Last year The Sunday Age revealed there had been a 10 per cent rise in the number of patients receiving shock therapy since the previous year.
Almost 20,000 sessions were carried out on 1791 patients in Victorian hospitals in the 2009-10 financial year, including 46 sessions on seven children under 17 and a further 163 on an undisclosed number of 18 to 19-year-olds.
In submissions, the Australian Medical Association, the Royal Australian and New Zealand College of Psychiatrists and the Victorian branch of the Australian Nursing Federation called for the draft bill to be amended to allow shock therapy on children.
Doctors from the University of Melbourne department of psychiatry mounted the most strident objections to the changes, arguing they imply doctors are ''evil and want to harm their patients''.
One of the doctors, David Castle, who is also chair of psychiatry at St Vincent's Hospital, told The Sunday Age that while shock therapy on children was extremely rare, it was a valuable treatment option.
''Anything that categorically bans it could be enormously damaging because some youngsters do get very severe depression and ECT is an extremely effective and very safe treatment. The new law means it's going to be very difficult to give it to a patient, especially in an emergency when people are in a totally dire situation where they're not eating or drinking or intensely suicidal,'' he said.
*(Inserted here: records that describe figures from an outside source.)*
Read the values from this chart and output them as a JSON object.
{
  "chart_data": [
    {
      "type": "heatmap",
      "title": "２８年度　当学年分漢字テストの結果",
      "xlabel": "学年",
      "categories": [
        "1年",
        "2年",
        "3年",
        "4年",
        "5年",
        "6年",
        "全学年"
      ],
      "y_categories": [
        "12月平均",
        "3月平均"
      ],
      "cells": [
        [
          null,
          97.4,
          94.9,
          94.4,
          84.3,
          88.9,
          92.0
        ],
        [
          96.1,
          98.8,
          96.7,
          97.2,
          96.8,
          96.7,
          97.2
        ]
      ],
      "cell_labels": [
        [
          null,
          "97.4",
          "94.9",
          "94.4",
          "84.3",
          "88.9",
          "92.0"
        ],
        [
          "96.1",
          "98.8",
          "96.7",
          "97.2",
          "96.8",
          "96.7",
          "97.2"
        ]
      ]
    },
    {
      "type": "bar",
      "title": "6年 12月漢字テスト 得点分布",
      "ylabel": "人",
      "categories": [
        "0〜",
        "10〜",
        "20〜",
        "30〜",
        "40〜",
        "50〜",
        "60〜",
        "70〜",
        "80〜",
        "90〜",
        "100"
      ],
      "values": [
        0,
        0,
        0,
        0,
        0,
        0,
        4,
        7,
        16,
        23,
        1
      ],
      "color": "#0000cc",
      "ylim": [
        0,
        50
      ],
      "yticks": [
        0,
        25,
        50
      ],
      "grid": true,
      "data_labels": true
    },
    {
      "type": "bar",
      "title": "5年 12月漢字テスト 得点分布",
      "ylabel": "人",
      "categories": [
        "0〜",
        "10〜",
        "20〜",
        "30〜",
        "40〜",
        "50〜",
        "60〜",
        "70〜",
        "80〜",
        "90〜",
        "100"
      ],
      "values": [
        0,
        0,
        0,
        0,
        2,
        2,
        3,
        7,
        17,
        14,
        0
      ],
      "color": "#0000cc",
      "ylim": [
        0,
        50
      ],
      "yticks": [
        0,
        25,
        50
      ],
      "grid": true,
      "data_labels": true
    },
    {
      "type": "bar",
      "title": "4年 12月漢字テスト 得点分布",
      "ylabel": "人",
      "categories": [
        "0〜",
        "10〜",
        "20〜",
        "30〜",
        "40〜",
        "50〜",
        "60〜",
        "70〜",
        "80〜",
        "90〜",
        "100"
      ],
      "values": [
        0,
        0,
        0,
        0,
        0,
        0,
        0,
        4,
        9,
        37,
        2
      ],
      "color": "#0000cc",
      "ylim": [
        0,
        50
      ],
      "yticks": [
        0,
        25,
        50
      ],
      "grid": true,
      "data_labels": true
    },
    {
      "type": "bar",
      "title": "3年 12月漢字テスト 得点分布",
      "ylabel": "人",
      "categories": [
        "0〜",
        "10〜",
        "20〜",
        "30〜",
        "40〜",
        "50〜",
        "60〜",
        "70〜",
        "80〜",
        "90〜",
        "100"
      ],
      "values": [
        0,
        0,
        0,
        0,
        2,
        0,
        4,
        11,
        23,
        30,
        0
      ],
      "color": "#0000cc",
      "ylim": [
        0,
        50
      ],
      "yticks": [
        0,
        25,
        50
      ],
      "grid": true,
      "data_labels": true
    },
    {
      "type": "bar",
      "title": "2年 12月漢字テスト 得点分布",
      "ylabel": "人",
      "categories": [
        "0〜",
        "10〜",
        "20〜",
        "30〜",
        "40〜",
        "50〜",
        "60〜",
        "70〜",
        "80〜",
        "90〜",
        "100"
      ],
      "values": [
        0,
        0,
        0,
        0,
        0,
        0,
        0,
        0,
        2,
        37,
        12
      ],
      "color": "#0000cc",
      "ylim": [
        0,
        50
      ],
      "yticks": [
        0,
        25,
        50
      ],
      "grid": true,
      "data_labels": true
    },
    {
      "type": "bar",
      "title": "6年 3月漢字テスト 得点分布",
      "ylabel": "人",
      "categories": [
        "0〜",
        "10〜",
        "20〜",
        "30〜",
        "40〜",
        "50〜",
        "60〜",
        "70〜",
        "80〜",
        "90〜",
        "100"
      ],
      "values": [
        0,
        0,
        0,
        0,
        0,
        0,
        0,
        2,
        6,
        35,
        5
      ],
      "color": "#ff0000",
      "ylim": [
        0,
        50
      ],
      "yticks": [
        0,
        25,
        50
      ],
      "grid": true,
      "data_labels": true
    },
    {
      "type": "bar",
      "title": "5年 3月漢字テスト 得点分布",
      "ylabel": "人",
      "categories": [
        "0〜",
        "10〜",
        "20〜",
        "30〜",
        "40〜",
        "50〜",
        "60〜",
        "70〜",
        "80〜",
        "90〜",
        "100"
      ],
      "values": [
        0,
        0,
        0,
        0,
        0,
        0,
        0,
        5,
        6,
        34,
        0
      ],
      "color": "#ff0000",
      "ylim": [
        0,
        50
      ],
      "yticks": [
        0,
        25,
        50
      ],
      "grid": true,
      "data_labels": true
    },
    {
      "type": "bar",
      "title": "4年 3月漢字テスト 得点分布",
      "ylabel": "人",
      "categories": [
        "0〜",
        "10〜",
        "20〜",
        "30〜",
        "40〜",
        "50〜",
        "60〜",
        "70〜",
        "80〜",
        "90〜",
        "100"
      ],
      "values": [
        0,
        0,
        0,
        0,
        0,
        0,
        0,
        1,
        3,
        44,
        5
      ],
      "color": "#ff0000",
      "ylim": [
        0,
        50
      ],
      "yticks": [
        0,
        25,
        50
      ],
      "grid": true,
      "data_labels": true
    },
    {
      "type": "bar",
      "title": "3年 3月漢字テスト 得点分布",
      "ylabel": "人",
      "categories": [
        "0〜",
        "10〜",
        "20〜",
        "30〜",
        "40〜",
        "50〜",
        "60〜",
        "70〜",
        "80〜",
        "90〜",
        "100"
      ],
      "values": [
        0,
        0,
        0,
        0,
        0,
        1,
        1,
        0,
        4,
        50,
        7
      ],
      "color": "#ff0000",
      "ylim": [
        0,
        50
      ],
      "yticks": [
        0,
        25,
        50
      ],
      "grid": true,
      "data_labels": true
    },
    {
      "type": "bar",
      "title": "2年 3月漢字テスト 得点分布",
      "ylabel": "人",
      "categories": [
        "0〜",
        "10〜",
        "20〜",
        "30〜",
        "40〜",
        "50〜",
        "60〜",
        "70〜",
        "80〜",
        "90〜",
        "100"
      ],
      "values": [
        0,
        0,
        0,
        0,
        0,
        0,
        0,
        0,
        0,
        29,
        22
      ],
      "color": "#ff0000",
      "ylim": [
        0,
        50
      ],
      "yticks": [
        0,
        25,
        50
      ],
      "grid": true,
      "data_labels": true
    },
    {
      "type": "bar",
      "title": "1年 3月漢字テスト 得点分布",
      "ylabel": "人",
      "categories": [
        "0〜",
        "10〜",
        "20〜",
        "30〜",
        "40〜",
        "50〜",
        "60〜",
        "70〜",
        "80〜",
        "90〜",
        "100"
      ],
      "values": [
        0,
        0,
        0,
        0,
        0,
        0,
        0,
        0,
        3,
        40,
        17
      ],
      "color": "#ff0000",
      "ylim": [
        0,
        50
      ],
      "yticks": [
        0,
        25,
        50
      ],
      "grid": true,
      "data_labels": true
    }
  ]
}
Under the draft laws, doctors would be limited to a maximum of 12 sessions of electric shock therapy per patient and would have to seek permission from a mental health tribunal.
Youthlaw's submission expressed concern about the effects of shock therapy on the developing brain and called for a ban on the treatment for patients up to the age of 25.
A spokeswoman for Mental Health Minister Mary Wooldridge said the reforms were complex and the state government was reviewing feedback.